Review and tasting notes for the Evan Williams Evan Williams Single Barrel Bourbon 2006 Vintage with glass

COUNTRY: USA

ABV: 43.3%

COLOUR: Dark Amber with hints of red and copper.

NOSE: Evan Williams Single Barrel greets you with a quintessential bourbon nose. There’s an enticing sweetness reminiscent of buttery Christmas pudding, accompanied by notes of vanilla, oak, cherries, and candied fruits. In the background, subtle hints of condensed milk and caramel lurk.

PALATE: The palate delivers a twist. The sweetness and buttery richness the nose hinted at has taken a backseat.

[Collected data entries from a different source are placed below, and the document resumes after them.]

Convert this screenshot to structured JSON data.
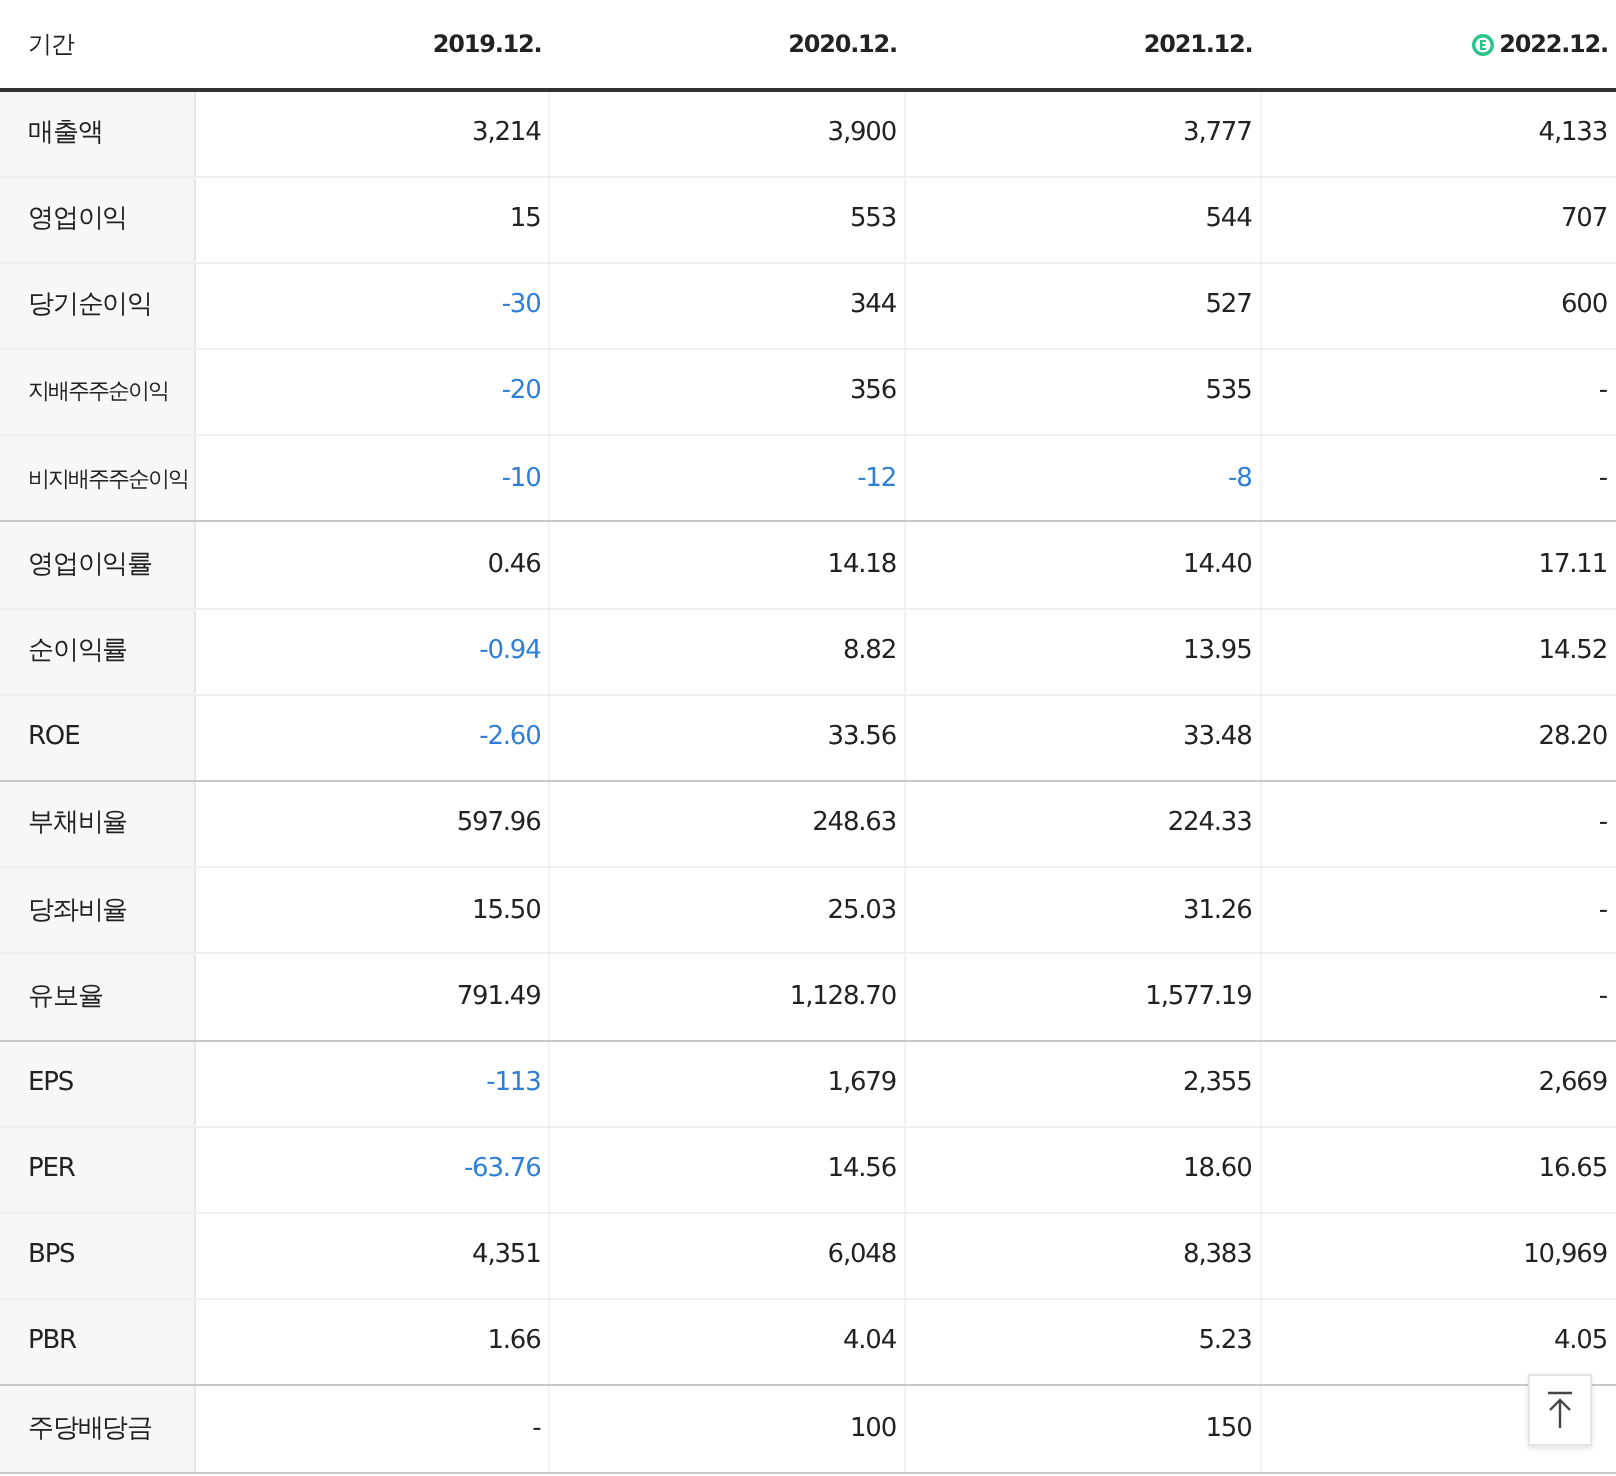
{
  "table": {
    "columns": [
      {
        "label": "기간",
        "estimate": false
      },
      {
        "label": "2019.12.",
        "estimate": false
      },
      {
        "label": "2020.12.",
        "estimate": false
      },
      {
        "label": "2021.12.",
        "estimate": false
      },
      {
        "label": "2022.12.",
        "estimate": true
      }
    ],
    "groups": [
      {
        "rows": [
          {
            "label": "매출액",
            "kind": "main",
            "cells": [
              {
                "text": "3,214",
                "negative": false
              },
              {
                "text": "3,900",
                "negative": false
              },
              {
                "text": "3,777",
                "negative": false
              },
              {
                "text": "4,133",
                "negative": false
              }
            ]
          },
          {
            "label": "영업이익",
            "kind": "main",
            "cells": [
              {
                "text": "15",
                "negative": false
              },
              {
                "text": "553",
                "negative": false
              },
              {
                "text": "544",
                "negative": false
              },
              {
                "text": "707",
                "negative": false
              }
            ]
          },
          {
            "label": "당기순이익",
            "kind": "main",
            "cells": [
              {
                "text": "-30",
                "negative": true
              },
              {
                "text": "344",
                "negative": false
              },
              {
                "text": "527",
                "negative": false
              },
              {
                "text": "600",
                "negative": false
              }
            ]
          },
          {
            "label": "지배주주순이익",
            "kind": "sub",
            "cells": [
              {
                "text": "-20",
                "negative": true
              },
              {
                "text": "356",
                "negative": false
              },
              {
                "text": "535",
                "negative": false
              },
              {
                "text": "-",
                "negative": false
              }
            ]
          },
          {
            "label": "비지배주주순이익",
            "kind": "sub",
            "cells": [
              {
                "text": "-10",
                "negative": true
              },
              {
                "text": "-12",
                "negative": true
              },
              {
                "text": "-8",
                "negative": true
              },
              {
                "text": "-",
                "negative": false
              }
            ]
          }
        ]
      },
      {
        "rows": [
          {
            "label": "영업이익률",
            "kind": "main",
            "cells": [
              {
                "text": "0.46",
                "negative": false
              },
              {
                "text": "14.18",
                "negative": false
              },
              {
                "text": "14.40",
                "negative": false
              },
              {
                "text": "17.11",
                "negative": false
              }
            ]
          },
          {
            "label": "순이익률",
            "kind": "main",
            "cells": [
              {
                "text": "-0.94",
                "negative": true
              },
              {
                "text": "8.82",
                "negative": false
              },
              {
                "text": "13.95",
                "negative": false
              },
              {
                "text": "14.52",
                "negative": false
              }
            ]
          },
          {
            "label": "ROE",
            "kind": "main",
            "cells": [
              {
                "text": "-2.60",
                "negative": true
              },
              {
                "text": "33.56",
                "negative": false
              },
              {
                "text": "33.48",
                "negative": false
              },
              {
                "text": "28.20",
                "negative": false
              }
            ]
          }
        ]
      },
      {
        "rows": [
          {
            "label": "부채비율",
            "kind": "main",
            "cells": [
              {
                "text": "597.96",
                "negative": false
              },
              {
                "text": "248.63",
                "negative": false
              },
              {
                "text": "224.33",
                "negative": false
              },
              {
                "text": "-",
                "negative": false
              }
            ]
          },
          {
            "label": "당좌비율",
            "kind": "main",
            "cells": [
              {
                "text": "15.50",
                "negative": false
              },
              {
                "text": "25.03",
                "negative": false
              },
              {
                "text": "31.26",
                "negative": false
              },
              {
                "text": "-",
                "negative": false
              }
            ]
          },
          {
            "label": "유보율",
            "kind": "main",
            "cells": [
              {
                "text": "791.49",
                "negative": false
              },
              {
                "text": "1,128.70",
                "negative": false
              },
              {
                "text": "1,577.19",
                "negative": false
              },
              {
                "text": "-",
                "negative": false
              }
            ]
          }
        ]
      },
      {
        "rows": [
          {
            "label": "EPS",
            "kind": "main",
            "cells": [
              {
                "text": "-113",
                "negative": true
              },
              {
                "text": "1,679",
                "negative": false
              },
              {
                "text": "2,355",
                "negative": false
              },
              {
                "text": "2,669",
                "negative": false
              }
            ]
          },
          {
            "label": "PER",
            "kind": "main",
            "cells": [
              {
                "text": "-63.76",
                "negative": true
              },
              {
                "text": "14.56",
                "negative": false
              },
              {
                "text": "18.60",
                "negative": false
              },
              {
                "text": "16.65",
                "negative": false
              }
            ]
          },
          {
            "label": "BPS",
            "kind": "main",
            "cells": [
              {
                "text": "4,351",
                "negative": false
              },
              {
                "text": "6,048",
                "negative": false
              },
              {
                "text": "8,383",
                "negative": false
              },
              {
                "text": "10,969",
                "negative": false
              }
            ]
          },
          {
            "label": "PBR",
            "kind": "main",
            "cells": [
              {
                "text": "1.66",
                "negative": false
              },
              {
                "text": "4.04",
                "negative": false
              },
              {
                "text": "5.23",
                "negative": false
              },
              {
                "text": "4.05",
                "negative": false
              }
            ]
          }
        ]
      },
      {
        "rows": [
          {
            "label": "주당배당금",
            "kind": "main",
            "cells": [
              {
                "text": "-",
                "negative": false
              },
              {
                "text": "100",
                "negative": false
              },
              {
                "text": "150",
                "negative": false
              }
            ]
          }
        ]
      }
    ]
  },
  "scroll_top_button": {
    "visible": true
  }
}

Instead, you’ll find a spicy interplay of vanilla and cinnamon mixed with oak and hints of fruit, all with a mild alcohol burn.

The mouthfeel is medium-bodied and not as sweet as the nose may suggest. Evan Williams Single Barrel isn’t overly complex. Still, when water is added, it coaxes out the sweetness, making it more approachable and tempering the alcohol burn.

FINISH: The finish is relatively long, with the journey culminating in notes of spicy pepper and a subtle hint of lemon peel.

RATING: VERY GOOD

The Evan Williams Single Barrel’s nose had me brimming with excitement, promising a rich, creamy experience one would expect from a 9 year old bourbon. Unfortunately, the taste didn’t quite match the grandeur of the nose, leaving me slightly disappointed. It’s a classic case of over-promise and under-deliver.

With the addition of water, some sweetness emerges, and the overall profile becomes gentler. However, I wonder if it might end up in a cocktail. My quest for something new, fresh, exciting, and affordable continues.

As part of my exploration, I conducted a side-by-side comparison between this Single Barrel release and the Elijah Craig 12 yo bourbon, and it’s remarkable how distinct they are despite both hailing from the same company.